Warnung vor der großen Trotzigkeit

Domsich rät all jenen, die gerade im Moment in der Krisenkommunikation tätig sind, dass man sich gerade dieses fragile Stimmungsmoment ansehen möge. Ohne konkretes Licht am Ende des Tunnels drohe ein großes Moment der „Trotzigkeit“, das sich für Domsich in der Forderung, die Parks und Gärten des Bundes mögen wieder aufsperren, manifestiere. Resignation, aber auch ein Handeln auf eigene Faust könnten schon breiter Platz greifen.
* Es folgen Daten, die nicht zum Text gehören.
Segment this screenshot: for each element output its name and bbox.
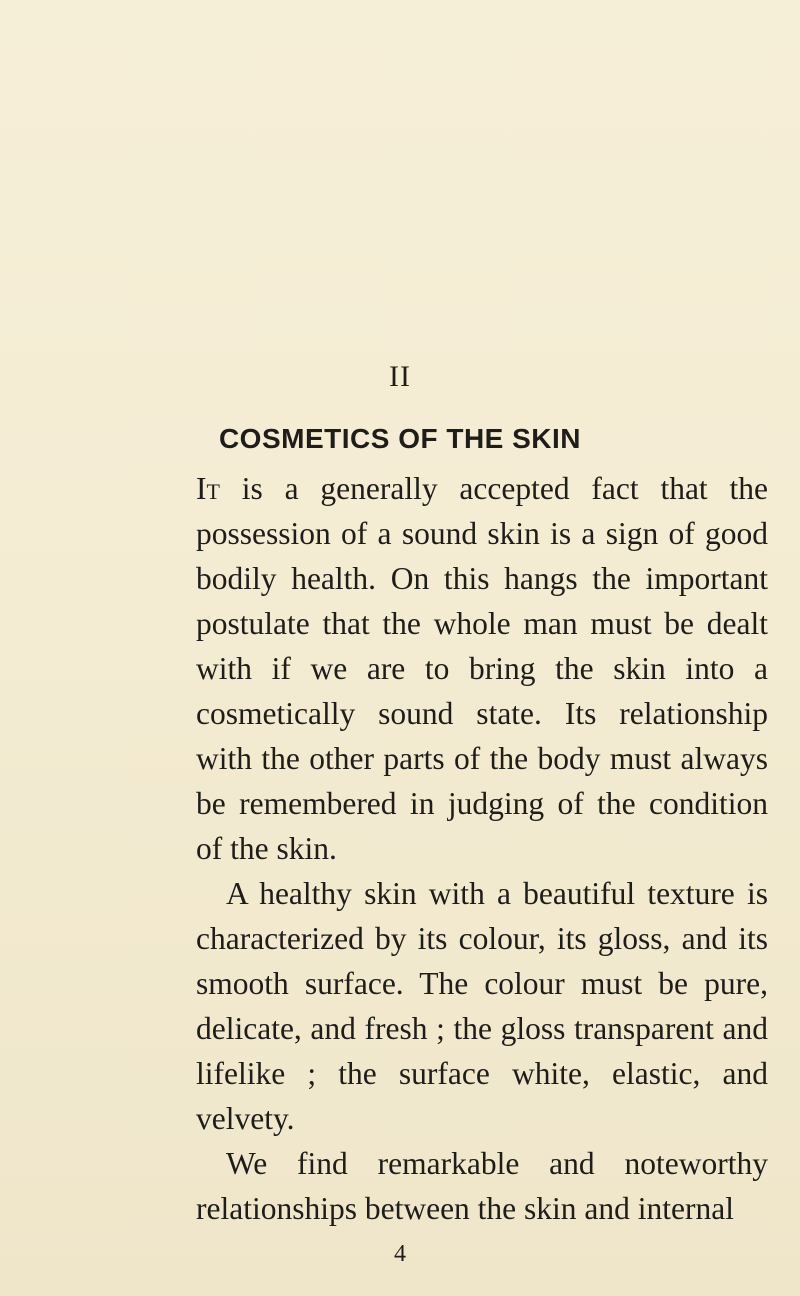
chapter-number: II (389, 360, 411, 393)
paragraph-text: is a generally accepted fact that the possession of a sound skin is a sign of good bodily health. On this hangs the important postulate that the whole man must be dealt with if we are to bring the skin into a cosmetically sound state. Its relationship with the other parts of the body must always be remembered in judging of the condition of the skin. (196, 471, 768, 866)
paragraph-lead-word: It (196, 471, 220, 506)
body-text (196, 466, 768, 1231)
chapter-title: COSMETICS OF THE SKIN (218, 423, 582, 454)
paragraph (196, 466, 768, 871)
paragraph: A healthy skin with a beautiful texture is characterized by its colour, its gloss, and its smooth surface. The colour must be pure, delicate, and fresh ; the gloss transparent and lifelike ; the surface white, elastic, and velvety. (196, 876, 768, 1136)
page-number: 4 (394, 1241, 406, 1267)
paragraph: We find remarkable and noteworthy relationships between the skin and internal (196, 1146, 768, 1226)
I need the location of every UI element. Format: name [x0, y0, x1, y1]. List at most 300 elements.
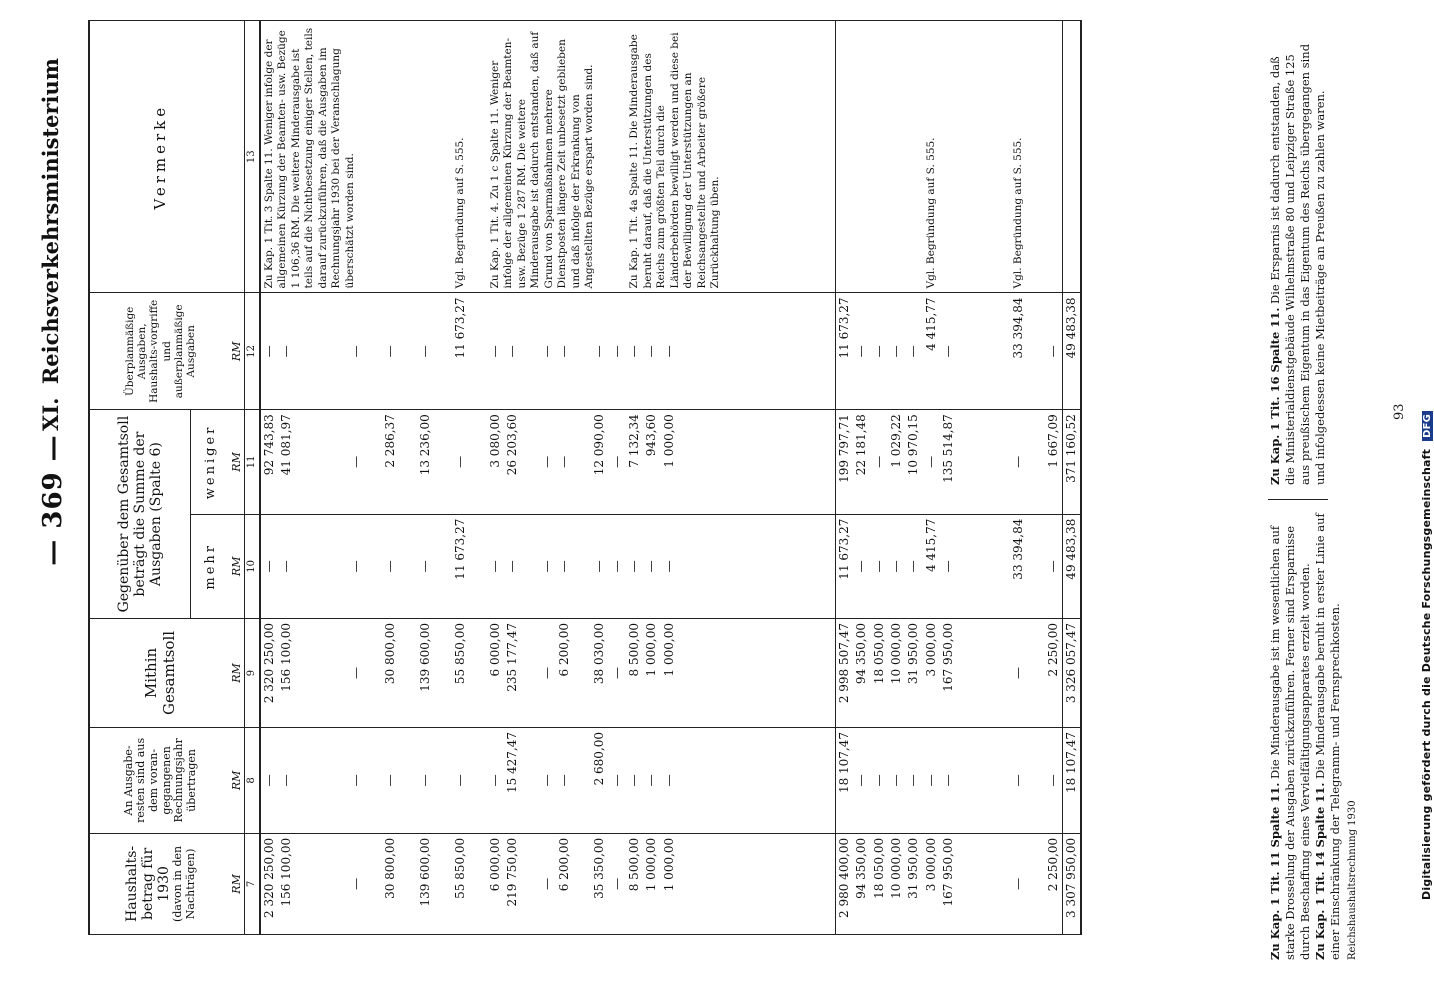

„Wichtig ist, dass die Krisenkommunikation sehr konkret auf die Bedürfnisse der Menschen eingeht, und das sind nun mal sehr unterschiedliche Bedürfnisse mit dem Wunsch nach Antworten auf sehr konkrete Fragen“, erläutert Domsich. Die politische Kommunikation solle dringend alle kämpferischen und kriegerischen Metaphern vermeiden.

Die richtigen Begriffe wählen

„Ein Krieg gegen Corona“ suggeriere Stärke, schaffe aber große Verunsicherung. Auch das Wort „neu“, rät Domsich, solle aus dem Lösungsvokabular verschwinden. Begriffe wie „neue Normalität“ hätten einen sehr negativen Beigeschmack und erinnerten an negative Erfahrungen von Normalisierungen, die nicht selten auf Kosten der Einzelnen gegangen seien.

Entscheidend ist für Domsich, dass alle getroffenen Maßnahmen das gesamte gesellschaftliche Spektrum im Blick haben müsse. „Die aufgezeigten Typen gehen quer durch alle Schichten, und alle haben im Moment sehr konkrete, praktische Bedürfnisse, dass sich Probleme lösen und in den Griff bekommen lassen“, so Domsich, der im Moment rät, dass Menschen vor allem pragmatische Lösungen vor Augen geführt bekommen wollten.